Od benzyn w 159-tkach mam zamiar trzymać się jak najdalej, więc szukam 1.9 JTDM ;p
Nigdy bym tych modeli nie porównał
No właśnie nie zgadzam się, że 'uważna i rozsądna eksploatacja' w 159 ma jakieś znaczenie. W 156 owszem. W 159 to, co wymienił Tomek_KRK stać się MUSI.
To, że te elementy występują, jest jasne. Pytanie ile kosztuje ich wymiana i jak często padają. Z doświadczenia wiem, że jak producent wstawia bardzo popularną turbosprężarkę to później można nową kupić za 2500. A jak wstawi egzotyka to 4000+.
W wypadku 159 za 18-22 tys. zł trzeba szukać po prostu egzemplarzy z udokumentowanymi tymi wszystkimi naprawami (rozrząd, klapy, EGR, DPF, sprzęgło, zawieszenie, itd.) i wtedy jest szansa na tańszą eksploatację. Takie auta się pojawiają na rynku i trzeba po prostu ograniczyć się w poszukiwaniach do takich aut. One są znacznie mniej problematyczne.
Inna sprawa jest taka, że żeby utrzymać 159 w dobrej kondycji mechanicznej to dobre parę tysięcy w roku trzeba wydać (mówię o średnim łącznym koszcie razem z przeglądami, oponami, hamulcami i naprawami). Można oczywiście używać auta po Polsku i jeździć aż zaczną odpadać koła, wtedy wychodzi trochę mniej PLN.
Jak ktoś chce czegoś tańszego to albo trzeba szukać mniejszego samochodu, albo marki, która jest tańsza w eksploatacji (mówię o częściach eksploatacyjnych: wahacze, hamulce, opony itd).
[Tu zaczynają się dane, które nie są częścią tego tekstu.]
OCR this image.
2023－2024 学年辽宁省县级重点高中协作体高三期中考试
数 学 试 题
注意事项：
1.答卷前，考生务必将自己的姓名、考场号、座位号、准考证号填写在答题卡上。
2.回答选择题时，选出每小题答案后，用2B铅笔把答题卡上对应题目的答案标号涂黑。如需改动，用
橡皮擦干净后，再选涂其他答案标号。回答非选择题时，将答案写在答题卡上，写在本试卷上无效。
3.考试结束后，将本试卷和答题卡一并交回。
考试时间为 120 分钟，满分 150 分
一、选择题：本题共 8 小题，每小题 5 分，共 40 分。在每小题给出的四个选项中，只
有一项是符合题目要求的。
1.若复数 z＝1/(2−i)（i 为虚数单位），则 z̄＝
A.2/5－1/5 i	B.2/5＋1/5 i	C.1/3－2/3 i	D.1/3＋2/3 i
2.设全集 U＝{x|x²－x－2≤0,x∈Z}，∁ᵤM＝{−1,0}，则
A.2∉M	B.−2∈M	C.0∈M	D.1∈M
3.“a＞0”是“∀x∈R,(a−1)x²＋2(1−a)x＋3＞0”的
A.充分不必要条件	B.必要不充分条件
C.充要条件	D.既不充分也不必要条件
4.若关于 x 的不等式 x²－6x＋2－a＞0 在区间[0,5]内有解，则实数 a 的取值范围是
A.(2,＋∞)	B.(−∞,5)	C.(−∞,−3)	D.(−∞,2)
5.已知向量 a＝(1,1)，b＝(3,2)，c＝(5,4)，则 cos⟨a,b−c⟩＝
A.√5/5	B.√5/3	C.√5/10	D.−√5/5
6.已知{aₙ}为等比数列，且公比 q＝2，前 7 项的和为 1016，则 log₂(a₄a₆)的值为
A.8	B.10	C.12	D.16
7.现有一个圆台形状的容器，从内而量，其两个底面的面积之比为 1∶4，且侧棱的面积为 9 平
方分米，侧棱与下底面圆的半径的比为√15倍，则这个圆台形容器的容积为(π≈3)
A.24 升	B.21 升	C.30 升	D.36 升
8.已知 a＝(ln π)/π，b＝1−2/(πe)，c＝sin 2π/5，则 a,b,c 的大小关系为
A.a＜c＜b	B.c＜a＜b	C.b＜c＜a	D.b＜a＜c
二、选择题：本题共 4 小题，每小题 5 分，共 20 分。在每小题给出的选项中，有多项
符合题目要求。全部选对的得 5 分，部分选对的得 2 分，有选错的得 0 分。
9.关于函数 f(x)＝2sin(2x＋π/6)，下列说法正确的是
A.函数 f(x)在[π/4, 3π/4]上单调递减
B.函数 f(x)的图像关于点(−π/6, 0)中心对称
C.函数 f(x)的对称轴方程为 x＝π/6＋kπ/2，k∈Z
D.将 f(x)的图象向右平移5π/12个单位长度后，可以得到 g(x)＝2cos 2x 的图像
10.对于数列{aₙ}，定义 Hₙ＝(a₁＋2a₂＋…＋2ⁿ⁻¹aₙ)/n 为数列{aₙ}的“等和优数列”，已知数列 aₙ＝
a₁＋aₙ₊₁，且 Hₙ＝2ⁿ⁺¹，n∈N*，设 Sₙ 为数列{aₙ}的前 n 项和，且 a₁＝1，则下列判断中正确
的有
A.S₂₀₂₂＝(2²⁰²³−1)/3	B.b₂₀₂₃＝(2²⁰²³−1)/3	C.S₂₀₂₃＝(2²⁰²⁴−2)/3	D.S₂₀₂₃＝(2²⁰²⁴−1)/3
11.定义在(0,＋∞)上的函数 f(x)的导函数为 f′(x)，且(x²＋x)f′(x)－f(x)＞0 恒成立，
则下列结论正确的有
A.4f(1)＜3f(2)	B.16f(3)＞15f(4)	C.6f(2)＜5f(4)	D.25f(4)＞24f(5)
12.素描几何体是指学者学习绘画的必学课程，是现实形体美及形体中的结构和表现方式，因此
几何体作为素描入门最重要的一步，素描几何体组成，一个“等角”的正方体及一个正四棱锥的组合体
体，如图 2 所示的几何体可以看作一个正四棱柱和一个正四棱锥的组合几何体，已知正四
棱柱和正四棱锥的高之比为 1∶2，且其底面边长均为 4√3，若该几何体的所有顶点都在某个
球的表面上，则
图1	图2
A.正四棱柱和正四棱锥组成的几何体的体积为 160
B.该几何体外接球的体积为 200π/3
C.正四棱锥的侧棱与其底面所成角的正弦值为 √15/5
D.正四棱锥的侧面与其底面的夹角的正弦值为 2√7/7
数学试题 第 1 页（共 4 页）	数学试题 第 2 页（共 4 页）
Ostatnio edytowane przez jahu ; 22-07-2016 o 09:18
te pare tysi rocznie to trochę Cię poniósł flow, chyba że liczysz na przestrzeni 5 lat w momencie kiedy zepsuje się i wymiany wymaga WSZYSTKOale tak czy siak tanio nie jest.
Niezwykłość Alfy Romeo polega na tym... że czasem jeździ...
Komplet opon zimowych i letnich to 4000 zł. Hamulce 2000 zł. Wahacze dolne po tysiąc. Widzę jakie mam faktury i widzę co się sypie typowego w autach z przebiegiem 250+ kkm. A o takich autach tutaj piszemy.
Powyżej tylko przykładowe koszty, ale jeszcze nie pisałem o sprzęgle za 2500, skrzyni za drugie tyle, wtryskach czy turbinie.
Ostatnio edytowane przez jahu ; 22-07-2016 o 09:57
Niezwykłość Alfy Romeo polega na tym... że czasem jeździ...
1750 zaplacilem za same fanty;
Tarcze nawiercane zimmerman przod
Tyl zwykle brembo
Kolcki galferd sport przod
Ebc green tyl plus plyn. Do tego plyn ate.
Dolicz robocizne juz nie pamietam ale wychodzi ponad 2k. Oczywiscie przy malym zacisku i tańszych komponentach mysle ze wyjdzie kolo tych 1500zl.